Good points! I also think that this is an area that Mito could do better in. While we do provide pretty cool summary stats [1] and graphing capabilities [2], there isn't a great view for the summary stats of the entire dataframe. It's def on the roadmap -- but this comment makes me think we should move on it quick.

Thanks for the feedback!

[1] https://docs.trymito.io/how-to/summary-statistics

[2] https://docs.trymito.io/how-to/graphing

I find the world is full of datasets with < 200 datapoints, and that is where excel (in my experience) is great. With such datasets it often makes sense to look through the data at particular outliers.

Also, even with huge datasets I tend to always look at a random sample, and the "most extreme" datapoints -- mainly because in my experience there is a good chance some parts of the data are malformed, and need to be recollected/fixed. Of course, if you trust your data collection you don't need this!

+1 - this is also how I operated as a Data Scientist myself
> try loading a 15GB CSV in Excel.

Or visualising it in r or pandas without meaningful subsampling.

One cool library I saw recently for helping on the visualisation side is https://github.com/vegafusion/vegafusion

It allows you to use Altair in Python for visualising data, but does the computation in the backend using Arrow DataFusion. Not for 15GB perhaps, but cool nonetheless.

I have an excel template for handling a relatively large amount of data.

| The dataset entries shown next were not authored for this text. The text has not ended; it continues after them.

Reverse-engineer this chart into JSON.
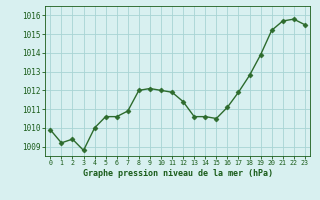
{
  "x": [
    0,
    1,
    2,
    3,
    4,
    5,
    6,
    7,
    8,
    9,
    10,
    11,
    12,
    13,
    14,
    15,
    16,
    17,
    18,
    19,
    20,
    21,
    22,
    23
  ],
  "y": [
    1009.9,
    1009.2,
    1009.4,
    1008.8,
    1010.0,
    1010.6,
    1010.6,
    1010.9,
    1012.0,
    1012.1,
    1012.0,
    1011.9,
    1011.4,
    1010.6,
    1010.6,
    1010.5,
    1011.1,
    1011.9,
    1012.8,
    1013.9,
    1015.2,
    1015.7,
    1015.8,
    1015.5
  ],
  "line_color": "#2d6b2d",
  "marker": "D",
  "marker_size": 2.5,
  "bg_color": "#d8f0f0",
  "grid_color": "#a8d4d4",
  "xlabel": "Graphe pression niveau de la mer (hPa)",
  "xlabel_color": "#1a5c1a",
  "tick_color": "#1a5c1a",
  "ylim": [
    1008.5,
    1016.5
  ],
  "yticks": [
    1009,
    1010,
    1011,
    1012,
    1013,
    1014,
    1015,
    1016
  ],
  "xlim": [
    -0.5,
    23.5
  ],
  "xticks": [
    0,
    1,
    2,
    3,
    4,
    5,
    6,
    7,
    8,
    9,
    10,
    11,
    12,
    13,
    14,
    15,
    16,
    17,
    18,
    19,
    20,
    21,
    22,
    23
  ]
}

No where 15GB on one sheet. I use it for preprocessing experimental data from a single experiment. There are about 10 chart tabs build in so I can visually inspect the data looking for errors (and go back and inspect the raw instrument data when something looks off).

The aggregate data is around 1.5 million experimental results. MiniTab is too unwieldy and requires too much manual reformatting of the data sheets.

Is this something I should be looking at in R or project Jupyter? Does one make better visualizations than the other?

Ggplot is extremely powerful if you can grok its grammar, which takes some getting used to. But I'd assume that if you see a graph in a scientific paper it's made with ggplot.

Having many data points you want to explore you are always going to be at the edges of what your hardware and software can produce.

The last really big datasets I worked with were for my thesis and I had to do subsampling to below 10% to get results within 10minutes or so and that was basically plotting midi recordings of piano performances, so nothing gigantic

In all seriousness, excell can’t be the right option for 15GB of alphanumeric data (one sheet?)
Do you as a rule look at a sample of the individual raw data, non aggregated?
Usually aggregated... then can start looking at "subsets". For example, step 1 is look at the whole dataset. Then you identify that there are a lot of rows with a type of missing value, so you look at the statistical attributes of that subset (all the rows with value X in null).

From time to time you can do a `.head()/.title()` or an `.iloc[X:Y]` to check some things visually. But just as a "refresher".

This sort of bouncing back and forth between the aggregate the raw data is something that Mito is really great at. To view aggregate info, users tend to either look at graphs or pivot tables of their data in Mito. They use that aggregate view to identify subsets that need some further investigation/cleaning/transforming. And then they filter down to that subset, make the correction, and use the aggregate view again to see the results.

Practically, this just looks like moving between two tabs in the spreadsheet!

Something that we don't support right now, but would love to support in the future is cross-filtering. It would be a powerful/easy way of supporting that back and forth workflow.